O vencedor foi o norueguês Roald Amundsen. Ele atingiu o Polo Sul em 14 de dezembro de 1911. O segundo lugar - e a tragédia - estava reservado à expedição liderada pelo capitão inglês Robert Falcon Scott. A disputa entre os dois foi a última grande saga dos exploradores europeus. Para comemorar o centenário da conquista, o Museu de História Natural, em Londres, publicou um livro com fotos inéditas da expedição de Scott. Elas serão expostas a partir de janeiro na exposição A última expedição de Scott.
A aventura na Antártica foi o ato final de uma odisséia iniciada mais de 400 anos antes, quando Vasco da Gama dobrou o Cabo da Boa Esperança. Colombo descobriu a América e Fernão de Magalhães circum-navegou o planeta. A corrida ao Polo Sul começou em 1909, quando o americano Robert Peary atingiu o Polo Norte. A façanha de Peary pegou Amundsen desprevenido. Com quase 40 anos, ele era um calejado explorador do Ártico, adepto das técnicas de sobrevivência no gelo aperfeiçoadas por gerações de esquimós. Ele preparava em segredo uma expedição para conquistar o Polo Norte quando soube do feito de Peary. Mudou seu objetivo em segredo: seria então o primeiro a atingir o Polo Sul. O navio Fram zarpou de Oslo em junho de 1910. A tripulação de Amundsen achava que o destino era o mar de Behring, no norte do Pacífico, onde usariam trenós puxados por cães para abrir uma nova rota para o Polo Norte. Só ao chegar à Ilha da Madeira Amundsen revelou que seu destino era a Antártica. Sua discrição tinha motivos. Em Londres, o capitão Scott ultimava os preparativos para ir ao Polo Sul. Scott era um herói. Em 1902, ele e Ernest Shackleton chegaram a 850 quilômetros do Polo, o ponto mais ao Sul até então atingido por um ser humano. Em outubro de 1910, Scott se preparava para zarpar da Austrália rumo à Antártica quando soube que Amundsen partira da América do Sul ao continente branco. A corrida começara.

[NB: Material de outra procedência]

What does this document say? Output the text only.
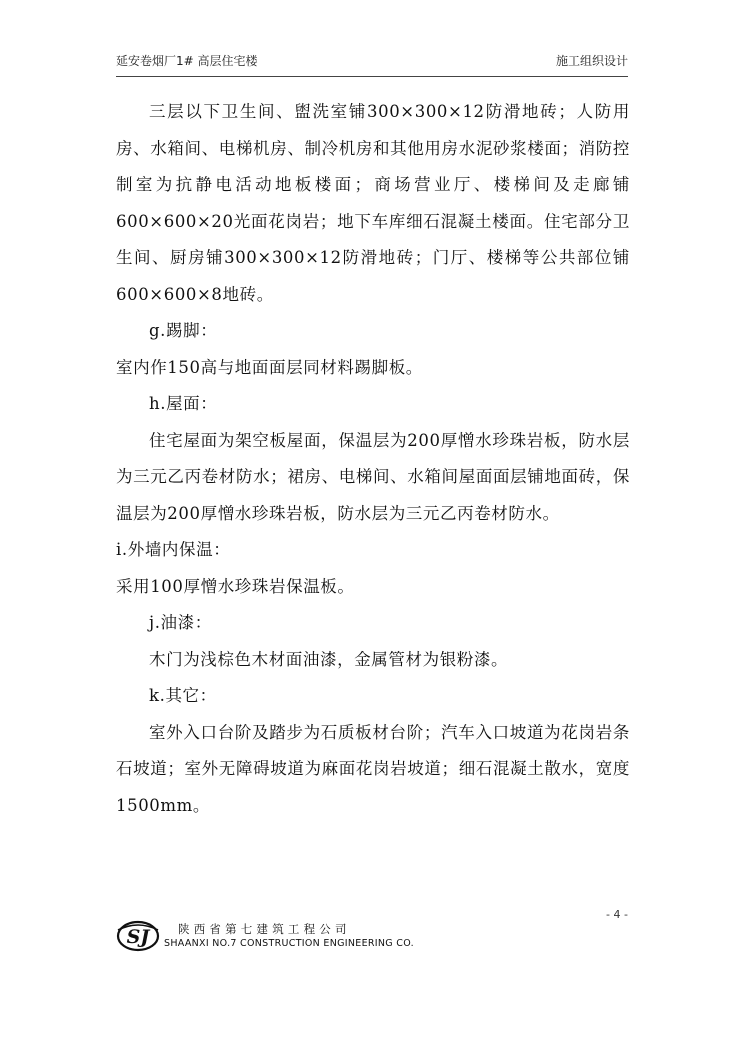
延安卷烟厂1# 高层住宅楼	施工组织设计

三层以下卫生间、盥洗室铺300×300×12防滑地砖；人防用房、水箱间、电梯机房、制冷机房和其他用房水泥砂浆楼面；消防控制室为抗静电活动地板楼面；商场营业厅、楼梯间及走廊铺600×600×20光面花岗岩；地下车库细石混凝土楼面。住宅部分卫生间、厨房铺300×300×12防滑地砖；门厅、楼梯等公共部位铺600×600×8地砖。

g.踢脚：

室内作150高与地面面层同材料踢脚板。

h.屋面：

住宅屋面为架空板屋面，保温层为200厚憎水珍珠岩板，防水层为三元乙丙卷材防水；裙房、电梯间、水箱间屋面面层铺地面砖，保温层为200厚憎水珍珠岩板，防水层为三元乙丙卷材防水。

i.外墙内保温：

采用100厚憎水珍珠岩保温板。

j.油漆：

木门为浅棕色木材面油漆，金属管材为银粉漆。

k.其它：

室外入口台阶及踏步为石质板材台阶；汽车入口坡道为花岗岩条石坡道；室外无障碍坡道为麻面花岗岩坡道；细石混凝土散水，宽度1500mm。

- 4 -
SJ 陕西省第七建筑工程公司
SHAANXI NO.7 CONSTRUCTION ENGINEERING CO.
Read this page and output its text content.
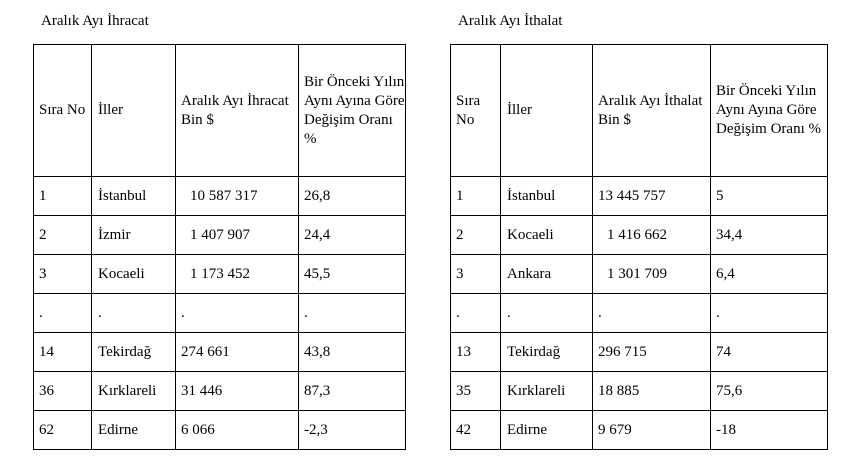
Aralık Ayı İhracat
Sıra No	İller	Aralık Ayı İhracat Bin $	Bir Önceki Yılın Aynı Ayına Göre Değişim Oranı %
1	İstanbul	10 587 317	26,8
2	İzmir	1 407 907	24,4
3	Kocaeli	1 173 452	45,5
.	.	.	.
14	Tekirdağ	274 661	43,8
36	Kırklareli	31 446	87,3
62	Edirne	6 066	-2,3
Aralık Ayı İthalat
Sıra No	İller	Aralık Ayı İthalat Bin $	Bir Önceki Yılın Aynı Ayına Göre Değişim Oranı %
1	İstanbul	13 445 757	5
2	Kocaeli	1 416 662	34,4
3	Ankara	1 301 709	6,4
.	.	.	.
13	Tekirdağ	296 715	74
35	Kırklareli	18 885	75,6
42	Edirne	9 679	-18
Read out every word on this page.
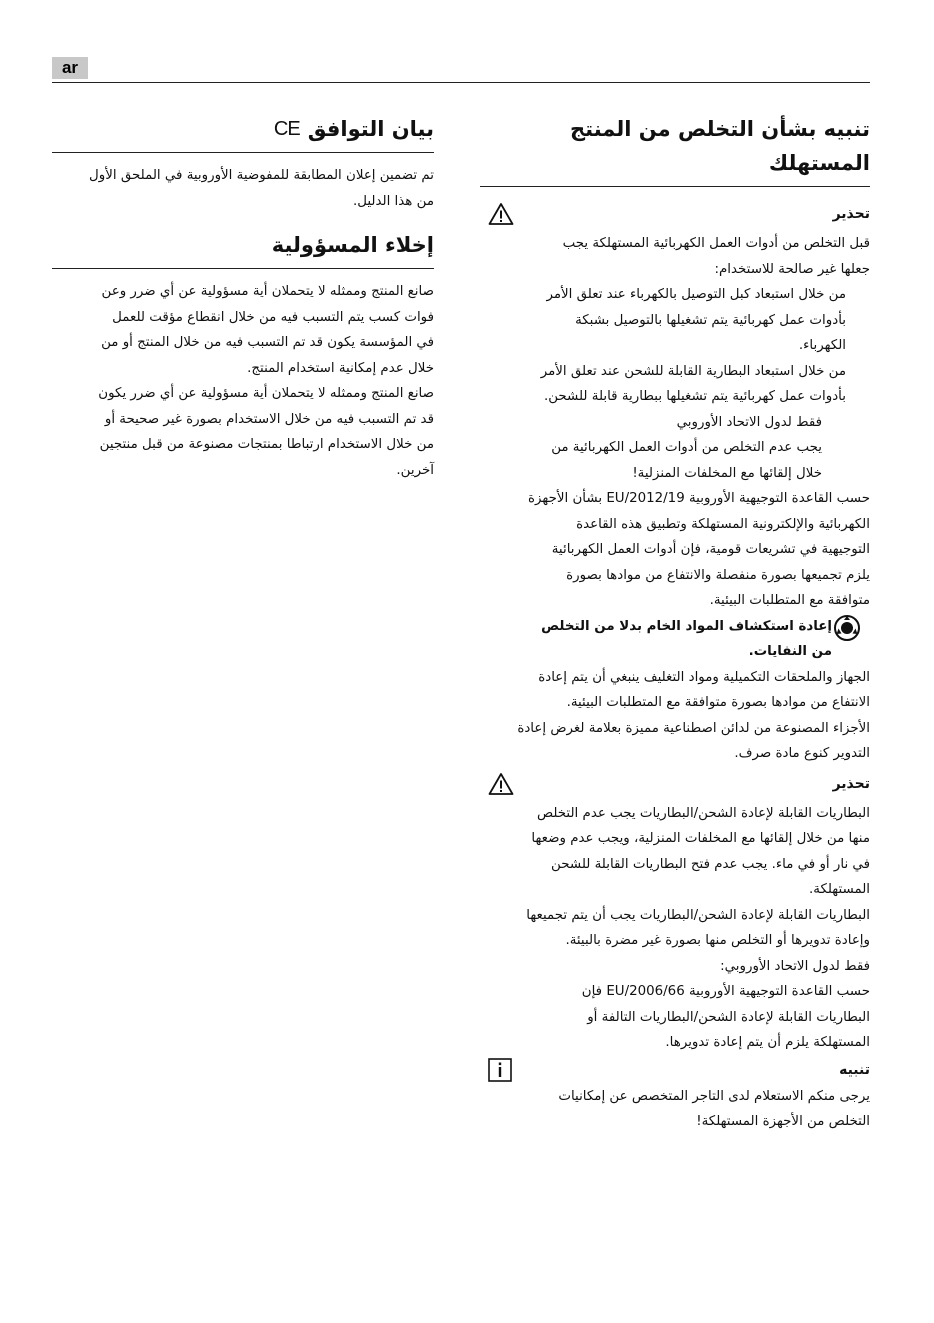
ar
تنبيه بشأن التخلص من المنتج المستهلك
تحذير

قبل التخلص من أدوات العمل الكهربائية المستهلكة يجب

جعلها غير صالحة للاستخدام:

من خلال استبعاد كبل التوصيل بالكهرباء عند تعلق الأمر

بأدوات عمل كهربائية يتم تشغيلها بالتوصيل بشبكة

الكهرباء.

من خلال استبعاد البطارية القابلة للشحن عند تعلق الأمر

بأدوات عمل كهربائية يتم تشغيلها ببطارية قابلة للشحن.

فقط لدول الاتحاد الأوروبي

يجب عدم التخلص من أدوات العمل الكهربائية من

خلال إلقائها مع المخلفات المنزلية!

حسب القاعدة التوجيهية الأوروبية 2012/19/EU بشأن الأجهزة

الكهربائية والإلكترونية المستهلكة وتطبيق هذه القاعدة

التوجيهية في تشريعات قومية، فإن أدوات العمل الكهربائية

يلزم تجميعها بصورة منفصلة والانتفاع من موادها بصورة

متوافقة مع المتطلبات البيئية.

إعادة استكشاف المواد الخام بدلا من التخلص
من النفايات.

الجهاز والملحقات التكميلية ومواد التغليف ينبغي أن يتم إعادة

الانتفاع من موادها بصورة متوافقة مع المتطلبات البيئية.

الأجزاء المصنوعة من لدائن اصطناعية مميزة بعلامة لغرض إعادة

التدوير كنوع مادة صرف.

تحذير

البطاريات القابلة لإعادة الشحن/البطاريات يجب عدم التخلص

منها من خلال إلقائها مع المخلفات المنزلية، ويجب عدم وضعها

في نار أو في ماء. يجب عدم فتح البطاريات القابلة للشحن

المستهلكة.

البطاريات القابلة لإعادة الشحن/البطاريات يجب أن يتم تجميعها

وإعادة تدويرها أو التخلص منها بصورة غير مضرة بالبيئة.

فقط لدول الاتحاد الأوروبي:

حسب القاعدة التوجيهية الأوروبية 2006/66/EU فإن

البطاريات القابلة لإعادة الشحن/البطاريات التالفة أو

المستهلكة يلزم أن يتم إعادة تدويرها.

تنبيه

يرجى منكم الاستعلام لدى التاجر المتخصص عن إمكانيات

التخلص من الأجهزة المستهلكة!

بيان التوافق
CE

تم تضمين إعلان المطابقة للمفوضية الأوروبية في الملحق الأول

من هذا الدليل.

إخلاء المسؤولية

صانع المنتج وممثله لا يتحملان أية مسؤولية عن أي ضرر وعن

فوات كسب يتم التسبب فيه من خلال انقطاع مؤقت للعمل

في المؤسسة يكون قد تم التسبب فيه من خلال المنتج أو من

خلال عدم إمكانية استخدام المنتج.

صانع المنتج وممثله لا يتحملان أية مسؤولية عن أي ضرر يكون

قد تم التسبب فيه من خلال الاستخدام بصورة غير صحيحة أو

من خلال الاستخدام ارتباطا بمنتجات مصنوعة من قبل منتجين

آخرين.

O ponto de partida escolhido por Amundsen e Scott para disparar rumo ao Polo foi a Barreira Ross, uma banquisa de gelo flutuante com a área da França. Scott montou seu acampamento-base no Estreito de McMurdo. Amundsen optou pela Baía das Baleias, no outro extremo da Barreira, por ser 100 quilômetros mais próxima ao Polo, encurtando a rota para 1.700 quilômetros. As duas equipes gastaram o verão antártico de 1910 a 1911 montando bases com suprimentos ao longo da rota da corrida. Scott trouxe pôneis siberianos para puxar trenós. Amundsen optou por cães esquimós. Ele e quatro homens partiram em 20 de outubro de 1911, em quatro trenós com 52 cães. Scott, sete homens e cinco pôneis saíram em 1º de novembro.
Amundsen precisou de 55 dias de marcha forçada num terreno desconhecido sob temperaturas médias de 20 graus negativos. Em 14 de dezembro de 1911, coube a ele a glória de atingir o Polo Sul e fincar a bandeira da Noruega. Não se via na vastidão branca nem sinal da bandeira britânica. Amundsen acreditava que a expedição de Scott estaria a apenas dois dias de distância. Há um século, sem contar com a comunicação por rádio ou satélite, tão importante quanto ser o primeiro a atingir o Polo Sul era ser o primeiro a conseguir voltar para anunciar a conquista ao mundo - pelo telégrafo.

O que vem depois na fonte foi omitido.